Sometimes I think that because of all the planning and scheduling I do, people probably think that we do a LOT of school. We don't, really. We do short lessons for each subject- 10-20 minutes- and it's my goal to be finished by noon. (Of course, today it's 12:35 and Ella is still working on her Math... so there are exceptions, but that's the goal, and we usually achieve this goal.)
So, today I thought I'd give you an example of how simple our schooling really is. :)
Each Monday I give Isaias (6) a reading lesson- which is not to say that he doesn't practice reading on other days of the week- it just means that on Mondays we have uninterrupted time- just the two of us- to work on his reading.
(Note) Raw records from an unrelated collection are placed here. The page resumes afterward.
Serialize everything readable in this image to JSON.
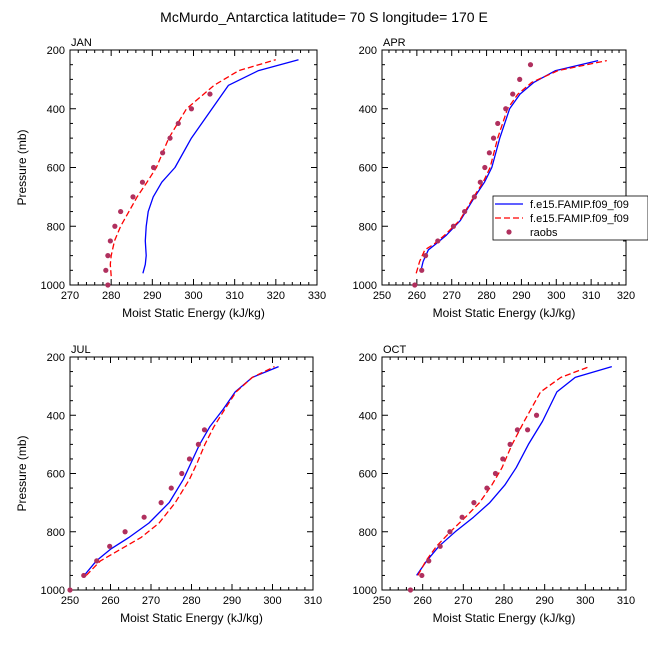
{
  "figure_title": "McMurdo_Antarctica  latitude= 70 S longitude= 170 E",
  "colors": {
    "model1": "#0000ff",
    "model2": "#ff0000",
    "raobs": "#b0305e",
    "axis": "#000000"
  },
  "legend": {
    "entries": [
      {
        "label": "f.e15.FAMIP.f09_f09",
        "style": "solid",
        "color": "#0000ff"
      },
      {
        "label": "f.e15.FAMIP.f09_f09",
        "style": "dashed",
        "color": "#ff0000"
      },
      {
        "label": "raobs",
        "style": "marker",
        "color": "#b0305e"
      }
    ]
  },
  "chart_data": [
    {
      "type": "line",
      "panel": "JAN",
      "xlabel": "Moist Static Energy (kJ/kg)",
      "ylabel": "Pressure (mb)",
      "xlim": [
        270,
        330
      ],
      "ylim": [
        200,
        1000
      ],
      "y_reversed": true,
      "xticks": [
        270,
        280,
        290,
        300,
        310,
        320,
        330
      ],
      "yticks": [
        200,
        400,
        600,
        800,
        1000
      ],
      "series": [
        {
          "style": "solid",
          "color": "#0000ff",
          "x": [
            287.7,
            288.3,
            288.5,
            288.3,
            288.5,
            289.0,
            290.2,
            292.3,
            295.5,
            299.5,
            304.5,
            308.5,
            315.8,
            325.5
          ],
          "y": [
            960,
            930,
            900,
            850,
            800,
            750,
            700,
            650,
            600,
            500,
            400,
            320,
            270,
            233
          ]
        },
        {
          "style": "dashed",
          "color": "#ff0000",
          "x": [
            280.0,
            279.8,
            280.0,
            280.8,
            282.3,
            284.3,
            286.3,
            288.7,
            291.0,
            294.0,
            298.3,
            305.0,
            311.0,
            320.0
          ],
          "y": [
            970,
            930,
            900,
            850,
            800,
            750,
            700,
            650,
            600,
            500,
            400,
            320,
            270,
            233
          ]
        },
        {
          "style": "marker",
          "color": "#b0305e",
          "x": [
            279.2,
            278.7,
            279.2,
            279.8,
            280.9,
            282.3,
            285.3,
            287.6,
            290.3,
            292.5,
            294.3,
            296.3,
            299.5,
            304.0
          ],
          "y": [
            1000,
            950,
            900,
            850,
            800,
            750,
            700,
            650,
            600,
            550,
            500,
            450,
            400,
            350
          ]
        }
      ]
    },
    {
      "type": "line",
      "panel": "APR",
      "xlabel": "Moist Static Energy (kJ/kg)",
      "ylabel": "",
      "xlim": [
        250,
        320
      ],
      "ylim": [
        200,
        1000
      ],
      "y_reversed": true,
      "xticks": [
        250,
        260,
        270,
        280,
        290,
        300,
        310,
        320
      ],
      "yticks": [
        200,
        400,
        600,
        800,
        1000
      ],
      "series": [
        {
          "style": "solid",
          "color": "#0000ff",
          "x": [
            261.2,
            261.8,
            263.3,
            265.5,
            268.5,
            272.5,
            276.6,
            279.4,
            281.5,
            283.8,
            286.6,
            289.6,
            293.6,
            299.8,
            312.0
          ],
          "y": [
            950,
            920,
            880,
            860,
            830,
            780,
            700,
            650,
            600,
            500,
            400,
            350,
            310,
            270,
            236
          ]
        },
        {
          "style": "dashed",
          "color": "#ff0000",
          "x": [
            259.8,
            260.8,
            262.3,
            265.0,
            268.0,
            272.3,
            276.3,
            279.0,
            281.0,
            283.2,
            286.0,
            289.0,
            293.0,
            300.5,
            314.5
          ],
          "y": [
            960,
            920,
            880,
            860,
            830,
            780,
            700,
            650,
            600,
            500,
            400,
            350,
            310,
            270,
            236
          ]
        },
        {
          "style": "marker",
          "color": "#b0305e",
          "x": [
            259.4,
            261.4,
            262.5,
            266.0,
            270.5,
            273.7,
            276.5,
            278.2,
            279.5,
            280.8,
            282.0,
            283.2,
            285.5,
            287.5,
            289.5,
            292.6
          ],
          "y": [
            1000,
            950,
            900,
            850,
            800,
            750,
            700,
            650,
            600,
            550,
            500,
            450,
            400,
            350,
            300,
            250
          ]
        }
      ]
    },
    {
      "type": "line",
      "panel": "JUL",
      "xlabel": "Moist Static Energy (kJ/kg)",
      "ylabel": "Pressure (mb)",
      "xlim": [
        250,
        310
      ],
      "ylim": [
        200,
        1000
      ],
      "y_reversed": true,
      "xticks": [
        250,
        260,
        270,
        280,
        290,
        300,
        310
      ],
      "yticks": [
        200,
        400,
        600,
        800,
        1000
      ],
      "series": [
        {
          "style": "solid",
          "color": "#0000ff",
          "x": [
            253.5,
            256.5,
            260.0,
            264.5,
            269.5,
            274.5,
            278.0,
            280.0,
            282.0,
            284.5,
            287.8,
            290.8,
            295.0,
            301.5
          ],
          "y": [
            950,
            900,
            860,
            820,
            770,
            700,
            620,
            560,
            500,
            440,
            380,
            320,
            270,
            233
          ]
        },
        {
          "style": "dashed",
          "color": "#ff0000",
          "x": [
            254.0,
            257.5,
            262.5,
            267.5,
            272.0,
            276.0,
            279.5,
            281.5,
            283.3,
            285.5,
            288.2,
            291.0,
            295.0,
            300.5
          ],
          "y": [
            950,
            900,
            860,
            820,
            770,
            700,
            620,
            560,
            500,
            440,
            380,
            320,
            270,
            233
          ]
        },
        {
          "style": "marker",
          "color": "#b0305e",
          "x": [
            250.0,
            253.4,
            256.6,
            259.8,
            263.6,
            268.3,
            272.5,
            275.0,
            277.6,
            279.5,
            281.7,
            283.2
          ],
          "y": [
            1000,
            950,
            900,
            850,
            800,
            750,
            700,
            650,
            600,
            550,
            500,
            450
          ]
        }
      ]
    },
    {
      "type": "line",
      "panel": "OCT",
      "xlabel": "Moist Static Energy (kJ/kg)",
      "ylabel": "",
      "xlim": [
        250,
        310
      ],
      "ylim": [
        200,
        1000
      ],
      "y_reversed": true,
      "xticks": [
        250,
        260,
        270,
        280,
        290,
        300,
        310
      ],
      "yticks": [
        200,
        400,
        600,
        800,
        1000
      ],
      "series": [
        {
          "style": "solid",
          "color": "#0000ff",
          "x": [
            258.5,
            261.0,
            264.0,
            268.0,
            272.5,
            276.5,
            280.2,
            283.0,
            286.0,
            289.5,
            293.0,
            297.5,
            306.5
          ],
          "y": [
            950,
            900,
            850,
            800,
            750,
            700,
            640,
            580,
            500,
            420,
            320,
            270,
            233
          ]
        },
        {
          "style": "dashed",
          "color": "#ff0000",
          "x": [
            258.8,
            260.8,
            263.4,
            266.8,
            270.5,
            274.0,
            277.0,
            279.5,
            282.0,
            285.0,
            289.0,
            294.0,
            301.0
          ],
          "y": [
            950,
            900,
            850,
            800,
            750,
            700,
            640,
            580,
            500,
            420,
            320,
            270,
            233
          ]
        },
        {
          "style": "marker",
          "color": "#b0305e",
          "x": [
            257.0,
            259.8,
            261.5,
            264.3,
            266.7,
            269.7,
            272.6,
            275.8,
            277.9,
            279.7,
            281.5,
            283.3,
            285.8,
            288.0
          ],
          "y": [
            1000,
            950,
            900,
            850,
            800,
            750,
            700,
            650,
            600,
            550,
            500,
            450,
            450,
            400
          ]
        }
      ]
    }
  ]
}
This is what we did today:
We got all cozy under a blanket and he read a BOB book to me. Up, Pup is what he read, and it has sentences like Bud was Pug's pup and Bet sat on Bob in it. (And as he was reading, I was thinking that reading teachers or kindergarden teachers or first grade teachers or whenever and whoever has this as their job in public school-- (See? I'm so out of touch I don't even KNOW anymore!) have a difficult job, because listening to beginning readers stumbling over words all day long might make me pull my hair out.)
You'll be happy to know that I did not pull my hair out because I only have one beginning reader and I can handle that. As he read the book, I could tell that he was struggling with a few things:
*occasionally he would use the short e sound (e as in elephant) instead of the u sound
*he was mixing up the uppercase B's and P's-- sometimes he was using the B-sound for the P, and vice versa
*he was mixing up his lowercase b's and d's- as ALL of my kids have done- (and no. I have no tricks. I've tried everything. They just get those two mixed up and eventually learn.)
So we read the book again, and he did much better the second time around, and he was quite pleased with his success- that second time through he was a whiz!- and he knew it.
Then I got out my binder, in which I have several pages of short-vowel sound words (three and four letters long):
I pointed to each "u" word on the right hand side and he read those- easily, this time.
Then we talked about lowercase b's and d's and I pointed some of them out on another page of words, and then I asked him to make the "b" sound each time I pointed to a b, and he did. I pointed to about 5-6 b's. Then we did the same thing with d's.
I said "Great job!" and we were done. Reading lesson over. (Next week we'll do something else entirely, but that was it for today.) It took about 20 minutes and we were done. Then he scurried off to do some table work- Explode the Code and copywork- and then he was done for the day. (We'd already read an excerpt from our history book at the breakfast table and had done Bible and memory work, too.) See? Easy, peasy.